Multi-Agent Reinforcement Learning for the Coordination of Base Stations in 6G Networks

6G technology is promising to fundamentally change how consumers and businesses communicate, based on its envisioned speed and flexibility. This flexibility stems from the complex interplay between large-scale ecosystems of software and hardware network components and renders classical theoretical approaches unable to seamlessly scale to the massive problem size [1]. Reinforcement learning [2] can provide a viable approach to alleviate part of this complexity in key components of the network.

One of the most fundamental and complex functionalities is user equipment (UE) tracking [3]. Here, the assumption is that more than one base stations (BSs) can serve a UE with (hybrid) beamforming.
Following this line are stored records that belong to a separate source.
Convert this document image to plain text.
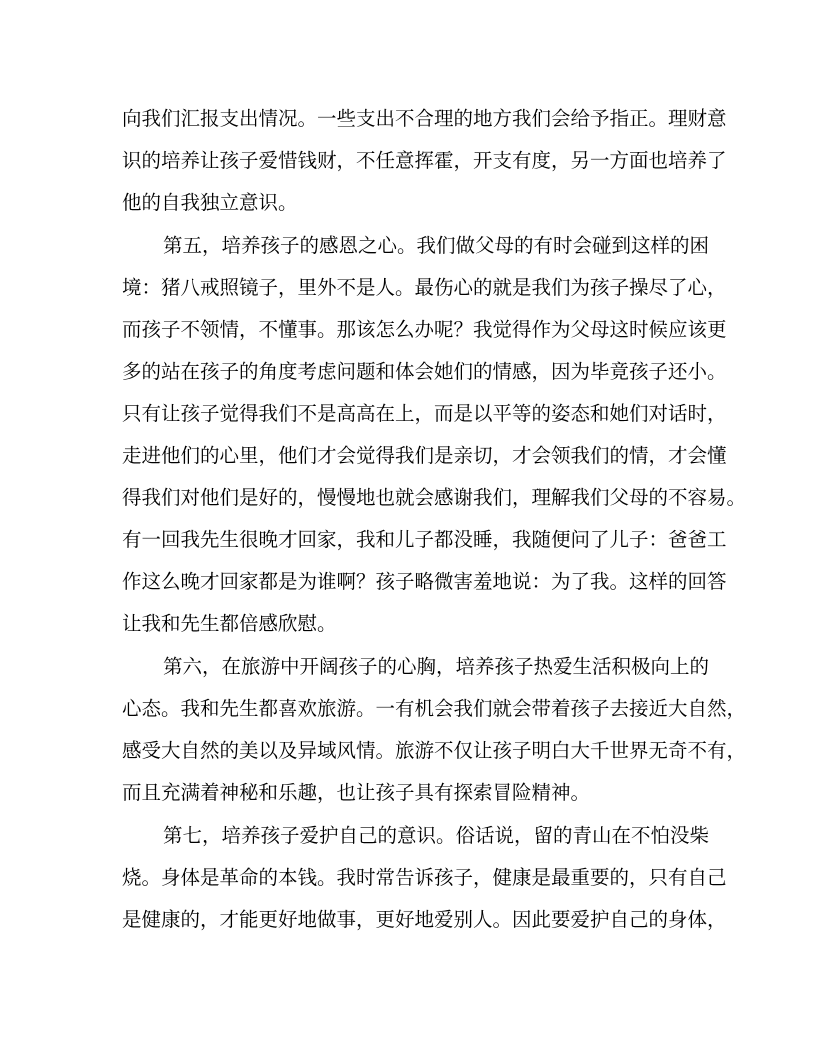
向我们汇报支出情况。一些支出不合理的地方我们会给予指正。理财意
识的培养让孩子爱惜钱财，不任意挥霍，开支有度，另一方面也培养了
他的自我独立意识。
第五，培养孩子的感恩之心。我们做父母的有时会碰到这样的困
境：猪八戒照镜子，里外不是人。最伤心的就是我们为孩子操尽了心，
而孩子不领情，不懂事。那该怎么办呢？我觉得作为父母这时候应该更
多的站在孩子的角度考虑问题和体会她们的情感，因为毕竟孩子还小。
只有让孩子觉得我们不是高高在上，而是以平等的姿态和她们对话时，
走进他们的心里，他们才会觉得我们是亲切，才会领我们的情，才会懂
得我们对他们是好的，慢慢地也就会感谢我们，理解我们父母的不容易。
有一回我先生很晚才回家，我和儿子都没睡，我随便问了儿子：爸爸工
作这么晚才回家都是为谁啊？孩子略微害羞地说：为了我。这样的回答
让我和先生都倍感欣慰。
第六，在旅游中开阔孩子的心胸，培养孩子热爱生活积极向上的
心态。我和先生都喜欢旅游。一有机会我们就会带着孩子去接近大自然，
感受大自然的美以及异域风情。旅游不仅让孩子明白大千世界无奇不有，
而且充满着神秘和乐趣，也让孩子具有探索冒险精神。
第七，培养孩子爱护自己的意识。俗话说，留的青山在不怕没柴
烧。身体是革命的本钱。我时常告诉孩子，健康是最重要的，只有自己
是健康的，才能更好地做事，更好地爱别人。因此要爱护自己的身体，
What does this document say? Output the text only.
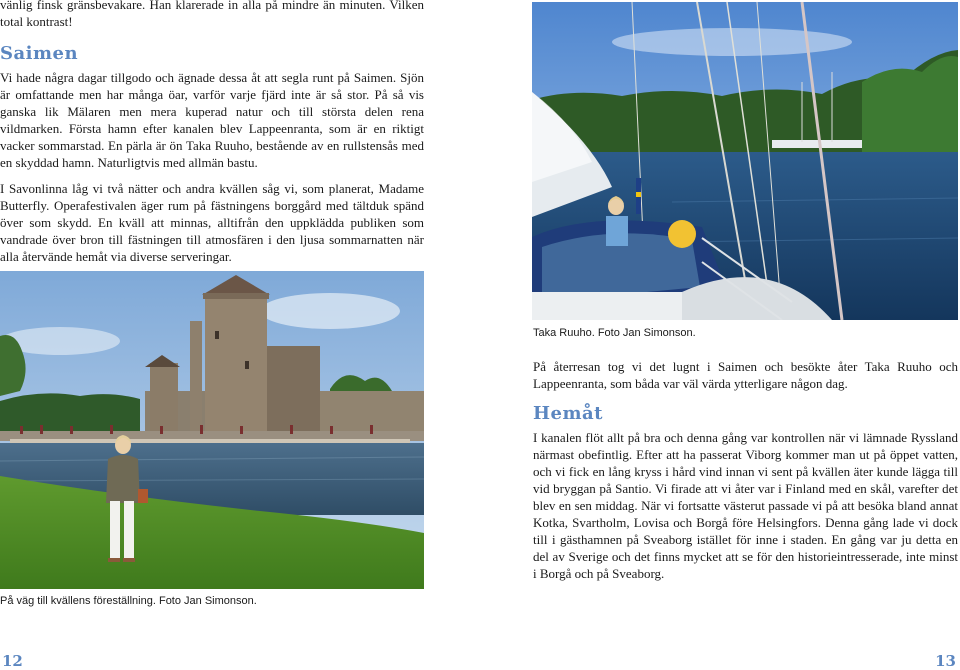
vänlig finsk gränsbevakare. Han klarerade in alla på mindre än minuten. Vilken total kontrast!

Saimen

Vi hade några dagar tillgodo och ägnade dessa åt att segla runt på Saimen. Sjön är omfattande men har många öar, varför varje fjärd inte är så stor. På så vis ganska lik Mälaren men mera kuperad natur och till största delen rena vildmarken. Första hamn efter kanalen blev Lappeenranta, som är en riktigt vacker sommarstad. En pärla är ön Taka Ruuho, bestående av en rullstensås med en skyddad hamn. Naturligtvis med allmän bastu.

I Savonlinna låg vi två nätter och andra kvällen såg vi, som planerat, Madame Butterfly. Operafestivalen äger rum på fästningens borggård med tältduk spänd över som skydd. En kväll att minnas, alltifrån den uppklädda publiken som vandrade över bron till fästningen till atmosfären i den ljusa sommarnatten när alla återvände hemåt via diverse serveringar.

På väg till kvällens föreställning. Foto Jan Simonson.

12

Taka Ruuho. Foto Jan Simonson.

På återresan tog vi det lugnt i Saimen och besökte åter Taka Ruuho och Lappeenranta, som båda var väl värda ytterligare någon dag.

Hemåt

I kanalen flöt allt på bra och denna gång var kontrollen när vi lämnade Ryssland närmast obefintlig. Efter att ha passerat Viborg kommer man ut på öppet vatten, och vi fick en lång kryss i hård vind innan vi sent på kvällen äter kunde lägga till vid bryggan på Santio. Vi firade att vi åter var i Finland med en skål, varefter det blev en sen middag. När vi fortsatte västerut passade vi på att besöka bland annat Kotka, Svartholm, Lovisa och Borgå före Helsingfors. Denna gång lade vi dock till i gästhamnen på Sveaborg istället för inne i staden. En gång var ju detta en del av Sverige och det finns mycket att se för den historieintresserade, inte minst i Borgå och på Sveaborg.

13
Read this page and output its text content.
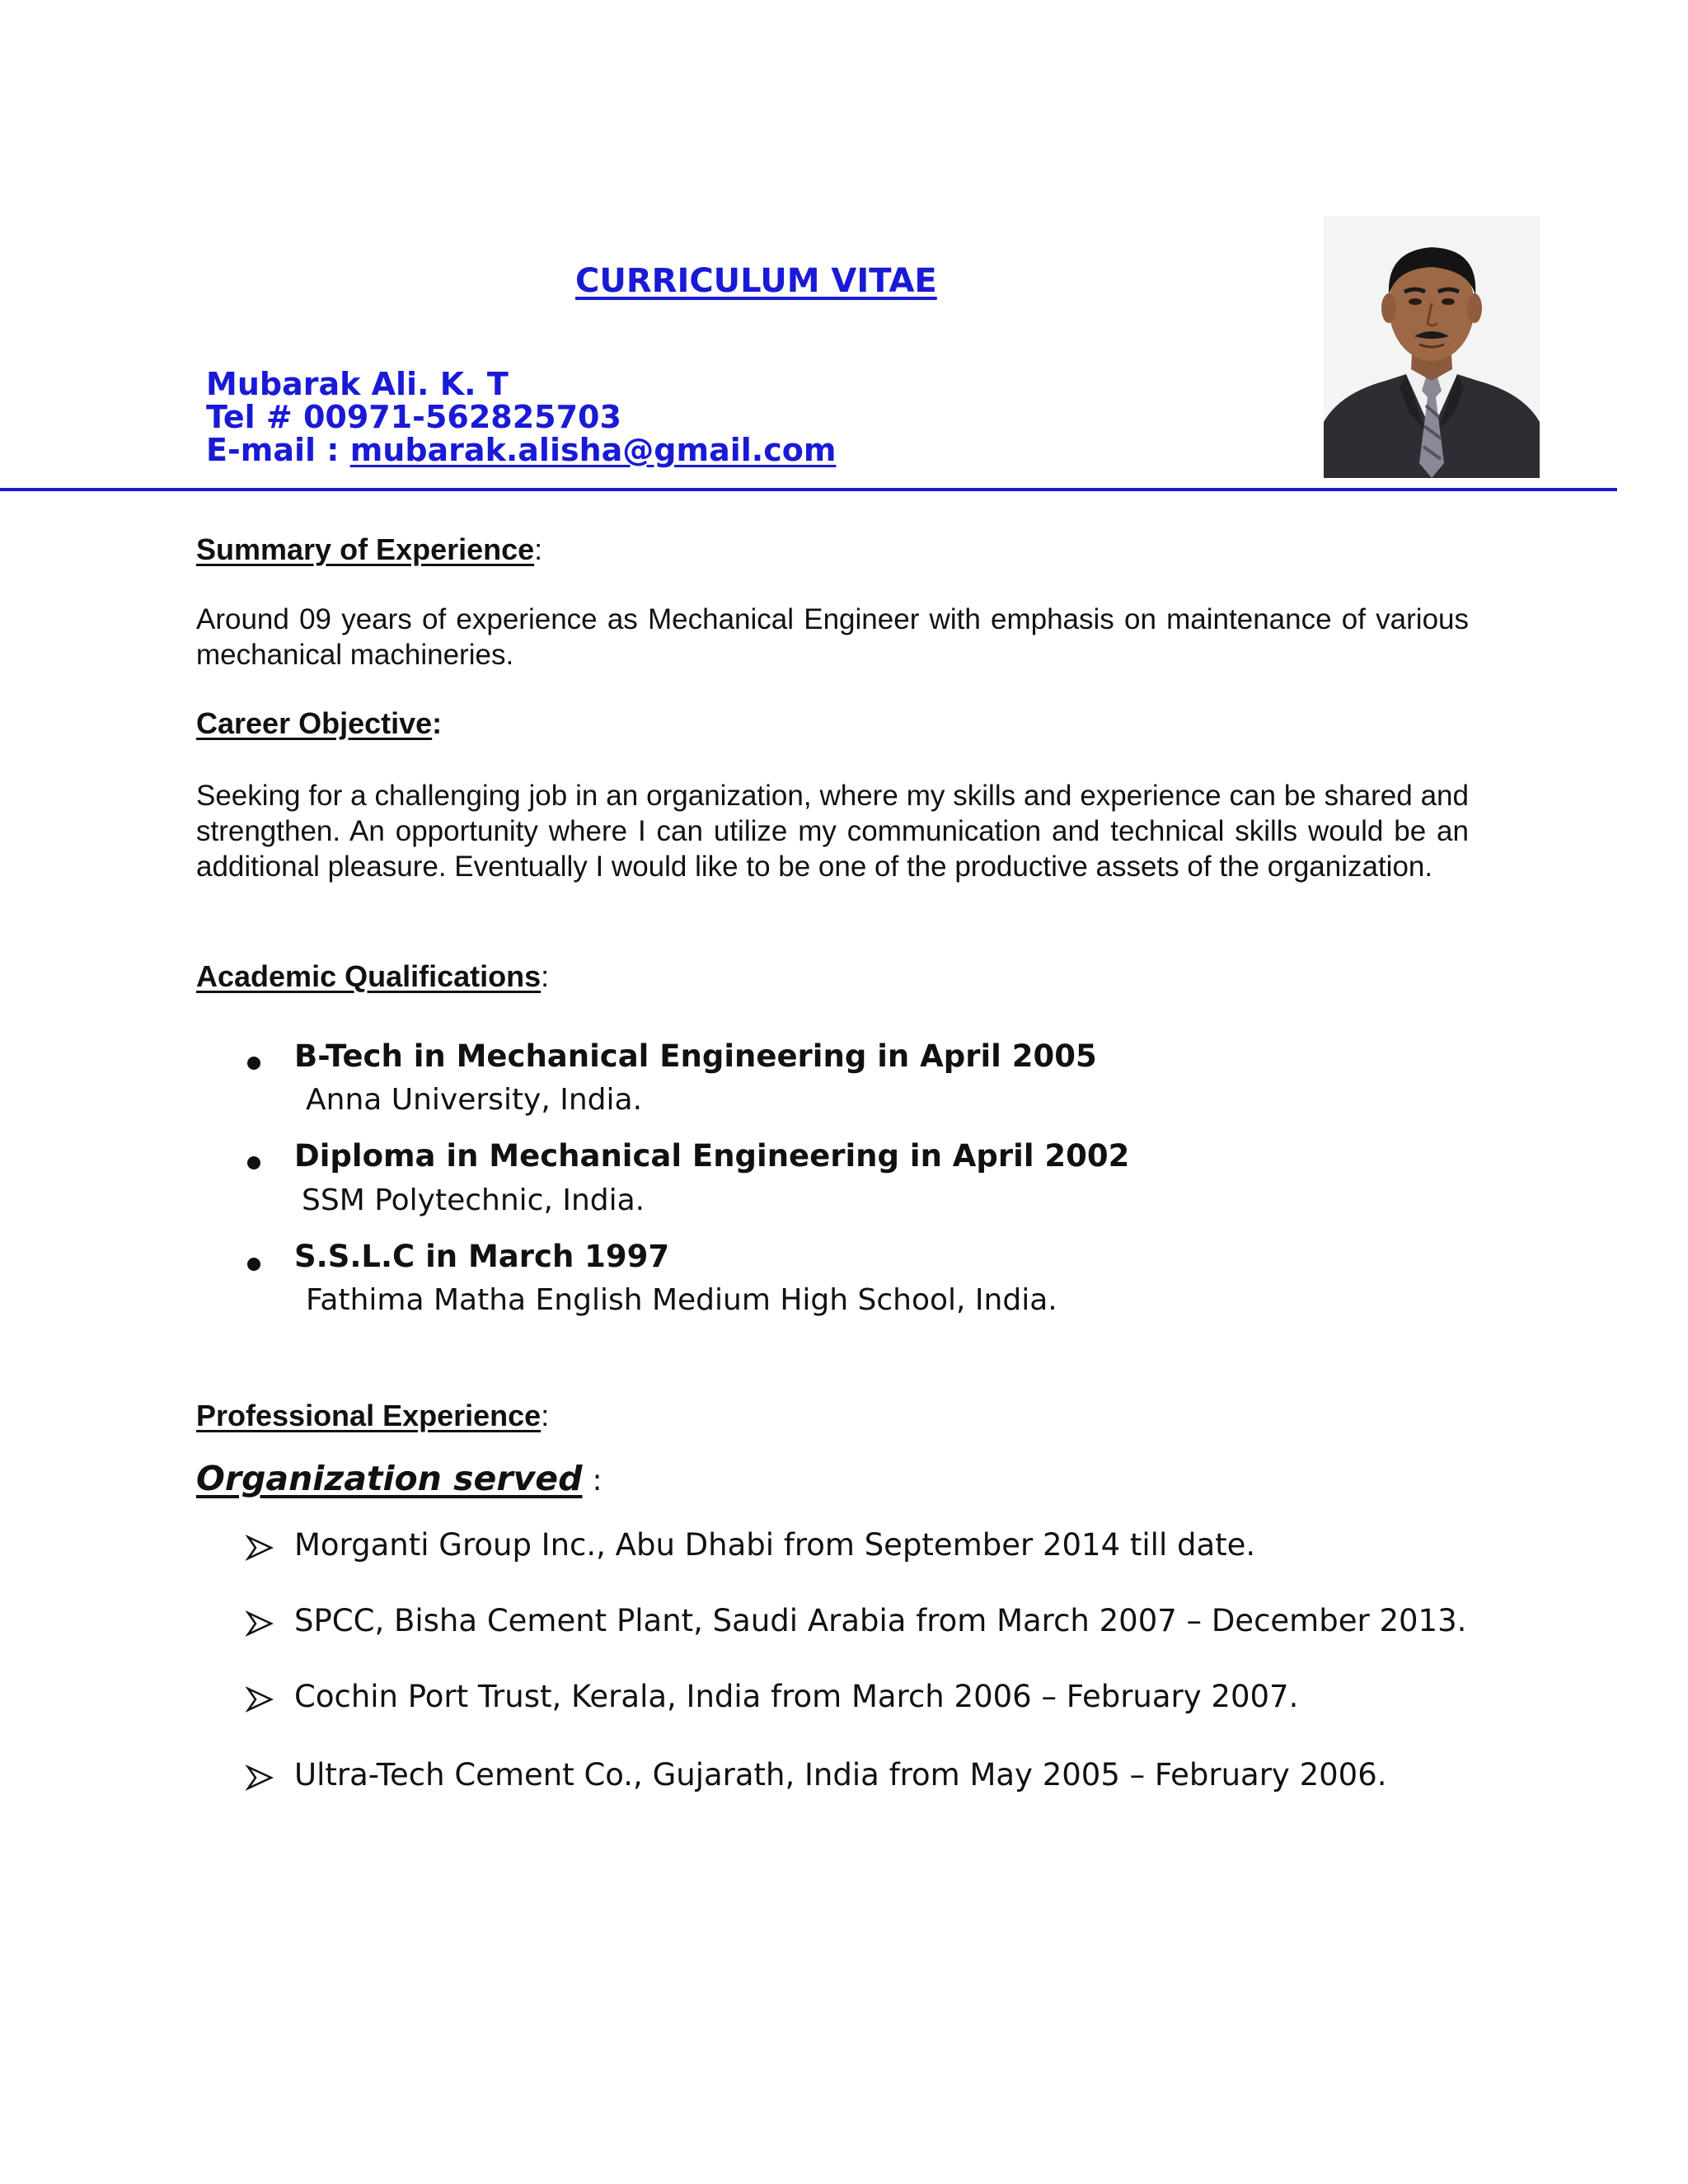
CURRICULUM VITAE
Mubarak Ali. K. T
Tel # 00971-562825703
E-mail : mubarak.alisha@gmail.com
Summary of Experience:
Around 09 years of experience as Mechanical Engineer with emphasis on maintenance of various mechanical machineries.
Career Objective:
Seeking for a challenging job in an organization, where my skills and experience can be shared and strengthen. An opportunity where I can utilize my communication and technical skills would be an additional pleasure. Eventually I would like to be one of the productive assets of the organization.
Academic Qualifications:
B-Tech in Mechanical Engineering in April 2005
Anna University, India.
Diploma in Mechanical Engineering in April 2002
SSM Polytechnic, India.
S.S.L.C in March 1997
Fathima Matha English Medium High School, India.
Professional Experience:
Organization served :
Morganti Group Inc., Abu Dhabi from September 2014 till date.
SPCC, Bisha Cement Plant, Saudi Arabia from March 2007 – December 2013.
Cochin Port Trust, Kerala, India from March 2006 – February 2007.
Ultra-Tech Cement Co., Gujarath, India from May 2005 – February 2006.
To this end, a decision needs to be made on which BS and with which beam (from a large codebook of say 50 beams) should serve the UE.

More concretely, in our case we have a setting of 5 serving BSs and 1 UE, where each agent (BS) has local and limited information about only the channel measurements between the UE and the beam selected to serve the it. The BSs need to coordinate to support two distinct tasks: i) positioning, where connection with 3 or more BSs is required, since the system goal is to determine the exact position of the UE in a 2D plane; and ii) reliable communication, where the determination of a single BS/beam with the best QoS is typical. In the former task, the beams with the shortest direct path to the UE (determined by CIR processing) from the three most suitable BSs need to be selected, while in the latter, the beam with the highest SINR from a single BS must be determined.

Classical approaches solve this problem by tuning the parameters of a pre-defined hand-over management logic [4], but rely on knowledge of the UE position, environment geometry and communication with perfect channels between all BSs to achieve it.


In this Thesis, multi-agent reinforcement learning (MARL) [5] algorithms will be adopted to solve this problem, satisfying the two contradicting requirements: i) minimize unnecessary, frequent (re-)assignments of the UE to different BSs; and ii) minimize the signaling overhead for the BS coordination. The solution will be based on the centralized training with decentralized execution (CDTE) paradigm [6], where during training a centralized critic has access to all measurements from the environment (so all BSs communicate with each other), but during deployment each agent (BS) makes decisions based on the channel measurements between the BS and the UE.

Finally, the resulting performance will be compared against a model-free RL algorithm (e.g. Proximal Policy Optimization algorithm [7]) with full access to the state of the environment (assuming full communication between the BSs) and a fully decentralized RL setting where each agent (e.g. a recurrent DQN [8]) trains independently with local information only.

The proposed work consists of the following parts:

  • Literature review on suitable MARL algorithms (1 month)
  • Implementation of fully centralized baseline solutions (1 month)
  • Implementation of the decentralized MARL algorithms (2 month)
  • Experimental evaluation and comparison (1 month)
  • Writing of thesis (1 month).

References

  1. ON THE ROAD TO 6G: DRIVERS, CHALLENGES AND ENABLING TECHNOLOGIES – A Fraunhofer 6G Whitepaper
  2. Sutton, R. S., & Barto, A. G. (2018). Reinforcement learning: An introduction. MIT press.
  3. Giordani, M., Polese, M., Roy, A., Castor, D., & Zorzi, M. (2018). A tutorial on beam management for 3GPP NR at mmWave frequencies. IEEE Communications Surveys & Tutorials, 21(1), 173-196.
  4. Mollel, M. S., Abubakar, A. I., Ozturk, M., Kaijage, S. F., Kisangiri, M., Hussain, S., … & Abbasi, Q. H. (2021). A survey of machine learning applications to handover management in 5G and beyond. IEEE Access, 9, 45770-45802.
  5. Feriani, A., & Hossain, E. (2021). Single and multi-agent deep reinforcement learning for AI-enabled wireless networks: A tutorial. IEEE Communications Surveys & Tutorials.
  6. Foerster, J., Farquhar, G., Afouras, T., Nardelli, N., & Whiteson, S. (2018, April). Counterfactual multi-agent policy gradients. In Proceedings of the AAAI conference on artificial intelligence (Vol. 32, No. 1).
  7. Schulman, J., Wolski, F., Dhariwal, P., Radford, A., & Klimov, O. (2017). Proximal policy optimization algorithms. arXiv preprint arXiv:1707.06347.
  8. Hausknecht, M., & Stone, P. (2015, September). Deep recurrent q-learning for partially observable mdps. In 2015 aaai fall symposium series.